Use headless mode in CI/CD with the --auth flag for non-interactive automation. Great for reviews, README updates, and automatic linting.
Mix and match models using BYOK: use Gemini Flash for quick, cheap tasks and Claude Sonnet for complex tasks that require deeper reasoning.
Use @ for context: in interactive mode, use @file.cs or @folder/ to attach specific files to the prompt context. This greatly improves response accuracy.

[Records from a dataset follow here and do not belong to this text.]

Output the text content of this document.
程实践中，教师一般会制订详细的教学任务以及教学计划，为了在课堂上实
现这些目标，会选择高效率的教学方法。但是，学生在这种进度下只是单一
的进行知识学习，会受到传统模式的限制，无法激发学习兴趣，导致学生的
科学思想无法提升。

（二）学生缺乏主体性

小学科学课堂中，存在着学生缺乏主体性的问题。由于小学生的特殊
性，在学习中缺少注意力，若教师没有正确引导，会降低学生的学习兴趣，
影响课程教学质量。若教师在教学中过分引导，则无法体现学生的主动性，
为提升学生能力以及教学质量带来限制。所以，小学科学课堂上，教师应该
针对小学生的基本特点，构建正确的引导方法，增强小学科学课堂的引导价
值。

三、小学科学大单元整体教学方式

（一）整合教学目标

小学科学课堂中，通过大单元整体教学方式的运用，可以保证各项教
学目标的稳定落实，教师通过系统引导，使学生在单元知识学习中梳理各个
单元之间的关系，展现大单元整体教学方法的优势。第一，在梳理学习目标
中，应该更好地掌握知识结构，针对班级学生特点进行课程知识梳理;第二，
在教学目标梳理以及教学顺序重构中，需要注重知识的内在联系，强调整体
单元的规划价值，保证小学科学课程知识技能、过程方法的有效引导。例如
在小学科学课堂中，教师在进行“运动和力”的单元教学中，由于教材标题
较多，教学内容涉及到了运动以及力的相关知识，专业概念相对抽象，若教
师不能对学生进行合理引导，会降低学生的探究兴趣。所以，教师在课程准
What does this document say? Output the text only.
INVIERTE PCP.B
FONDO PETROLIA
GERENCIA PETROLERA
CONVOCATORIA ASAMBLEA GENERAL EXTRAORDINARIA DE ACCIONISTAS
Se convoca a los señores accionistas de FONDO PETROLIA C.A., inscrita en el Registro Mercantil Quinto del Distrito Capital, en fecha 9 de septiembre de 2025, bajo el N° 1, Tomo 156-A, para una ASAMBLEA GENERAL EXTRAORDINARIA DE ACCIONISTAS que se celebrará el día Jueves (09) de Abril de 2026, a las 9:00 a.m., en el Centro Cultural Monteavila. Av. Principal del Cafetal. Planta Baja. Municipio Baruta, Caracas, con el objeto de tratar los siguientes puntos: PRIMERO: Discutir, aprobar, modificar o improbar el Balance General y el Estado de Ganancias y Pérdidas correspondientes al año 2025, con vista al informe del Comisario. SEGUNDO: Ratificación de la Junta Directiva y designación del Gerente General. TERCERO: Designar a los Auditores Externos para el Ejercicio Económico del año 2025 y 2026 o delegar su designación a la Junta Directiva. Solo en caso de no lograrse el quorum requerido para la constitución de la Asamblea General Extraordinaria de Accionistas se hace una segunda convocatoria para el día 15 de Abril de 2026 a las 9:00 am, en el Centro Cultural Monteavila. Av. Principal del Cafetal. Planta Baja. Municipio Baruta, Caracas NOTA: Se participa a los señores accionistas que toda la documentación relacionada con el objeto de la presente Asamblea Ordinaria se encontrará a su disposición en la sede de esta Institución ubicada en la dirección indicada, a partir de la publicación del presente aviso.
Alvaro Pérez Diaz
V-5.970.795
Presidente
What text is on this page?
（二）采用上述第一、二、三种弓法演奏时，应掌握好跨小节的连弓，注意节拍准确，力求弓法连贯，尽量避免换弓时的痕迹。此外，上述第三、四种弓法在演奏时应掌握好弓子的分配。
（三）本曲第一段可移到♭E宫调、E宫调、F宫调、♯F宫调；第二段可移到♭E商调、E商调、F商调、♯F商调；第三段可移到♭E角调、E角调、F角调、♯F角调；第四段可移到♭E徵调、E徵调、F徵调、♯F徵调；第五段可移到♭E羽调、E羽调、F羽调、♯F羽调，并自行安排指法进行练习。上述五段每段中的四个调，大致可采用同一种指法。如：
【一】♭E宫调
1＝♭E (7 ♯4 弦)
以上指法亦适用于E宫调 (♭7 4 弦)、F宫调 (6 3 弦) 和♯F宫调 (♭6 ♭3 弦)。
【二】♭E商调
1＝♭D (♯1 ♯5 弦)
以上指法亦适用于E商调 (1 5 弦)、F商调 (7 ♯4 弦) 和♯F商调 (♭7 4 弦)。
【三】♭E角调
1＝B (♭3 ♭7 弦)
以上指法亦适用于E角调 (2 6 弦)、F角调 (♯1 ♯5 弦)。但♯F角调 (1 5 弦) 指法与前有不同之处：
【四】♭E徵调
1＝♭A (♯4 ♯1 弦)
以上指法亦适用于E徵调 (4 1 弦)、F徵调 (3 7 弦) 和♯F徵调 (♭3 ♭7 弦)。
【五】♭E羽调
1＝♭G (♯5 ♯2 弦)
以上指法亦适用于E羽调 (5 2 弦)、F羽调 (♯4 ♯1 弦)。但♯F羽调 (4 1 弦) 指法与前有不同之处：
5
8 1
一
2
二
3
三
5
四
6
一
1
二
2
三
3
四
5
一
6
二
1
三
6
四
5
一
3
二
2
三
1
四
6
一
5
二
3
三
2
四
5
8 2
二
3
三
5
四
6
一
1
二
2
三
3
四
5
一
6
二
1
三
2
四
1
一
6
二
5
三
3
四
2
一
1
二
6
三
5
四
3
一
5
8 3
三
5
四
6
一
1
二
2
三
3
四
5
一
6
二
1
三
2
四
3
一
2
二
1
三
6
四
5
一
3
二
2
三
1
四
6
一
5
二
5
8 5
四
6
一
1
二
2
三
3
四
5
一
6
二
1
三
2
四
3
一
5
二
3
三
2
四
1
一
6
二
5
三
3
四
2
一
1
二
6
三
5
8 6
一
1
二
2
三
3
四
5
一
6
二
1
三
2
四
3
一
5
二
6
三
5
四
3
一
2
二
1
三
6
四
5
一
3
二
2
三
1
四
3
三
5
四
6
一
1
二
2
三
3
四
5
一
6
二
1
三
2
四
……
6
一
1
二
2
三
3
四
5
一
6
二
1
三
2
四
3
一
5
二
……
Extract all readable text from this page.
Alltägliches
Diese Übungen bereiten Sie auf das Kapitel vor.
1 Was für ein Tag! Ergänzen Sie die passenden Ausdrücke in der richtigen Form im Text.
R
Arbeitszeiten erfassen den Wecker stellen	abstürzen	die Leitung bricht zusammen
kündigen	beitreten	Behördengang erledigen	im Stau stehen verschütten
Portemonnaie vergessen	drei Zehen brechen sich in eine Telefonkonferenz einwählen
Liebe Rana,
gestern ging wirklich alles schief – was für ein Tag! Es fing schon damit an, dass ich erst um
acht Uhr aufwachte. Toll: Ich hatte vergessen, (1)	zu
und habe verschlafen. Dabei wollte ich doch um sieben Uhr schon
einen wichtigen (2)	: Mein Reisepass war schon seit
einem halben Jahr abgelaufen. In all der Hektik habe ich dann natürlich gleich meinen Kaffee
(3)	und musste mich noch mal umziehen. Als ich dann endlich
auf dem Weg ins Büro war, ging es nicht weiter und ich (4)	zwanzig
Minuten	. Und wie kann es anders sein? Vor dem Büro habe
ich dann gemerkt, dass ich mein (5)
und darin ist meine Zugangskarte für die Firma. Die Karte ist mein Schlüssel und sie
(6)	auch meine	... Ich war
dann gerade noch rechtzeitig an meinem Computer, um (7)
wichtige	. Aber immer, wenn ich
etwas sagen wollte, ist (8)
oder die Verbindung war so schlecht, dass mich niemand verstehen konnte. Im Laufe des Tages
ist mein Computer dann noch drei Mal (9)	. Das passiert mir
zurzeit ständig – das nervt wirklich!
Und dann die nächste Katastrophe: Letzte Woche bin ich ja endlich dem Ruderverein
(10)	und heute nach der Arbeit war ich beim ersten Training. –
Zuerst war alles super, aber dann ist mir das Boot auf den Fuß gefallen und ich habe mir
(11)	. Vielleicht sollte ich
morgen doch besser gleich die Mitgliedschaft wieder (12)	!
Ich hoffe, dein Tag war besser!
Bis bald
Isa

Try the slash commands: type / in interactive mode to see available commands. There are shortcuts for context reset, model switching, and more.
What to Expect from the Future of Junie CLI
Junie CLI is still in Beta, but JetBrains is investing heavily. A few things on the radar:
- Android Studio support is confirmed as “coming soon”
- JetBrains Air — the new ADE (Agentic Development Environment) — works alongside Junie CLI for multi-agent workflows
- Expanded support for local models (Ollama, Qwen) is a strong community demand
- Improvements in token efficiency — Junie currently consumes more tokens than competitors like Codex
Conclusion: Is Junie CLI Worth It?
If you’re a developer looking for an AI coding agent that’s flexible, integrable, and doesn’t lock you into a single ecosystem, Junie CLI deserves your attention.
Key takeaways from this post:
- Junie CLI is JetBrains’ AI agent that works in the terminal, IDE, and CI/CD
- It’s LLM-agnostic — you choose whichever model you want
- JetBrains IDE integration gives it semantic refactoring power that other agents don’t have
- The BYOK model eliminates extra platform costs
- In benchmarks, it has been outperforming Claude Code in overall accuracy
- It’s still in Beta, but it’s evolving fast
If you already use JetBrains, installing Junie CLI is practically a must. If you don’t, it’s still worth it for the model flexibility and CI/CD integration. The future of development is agnostic — and Junie CLI figured that out before most.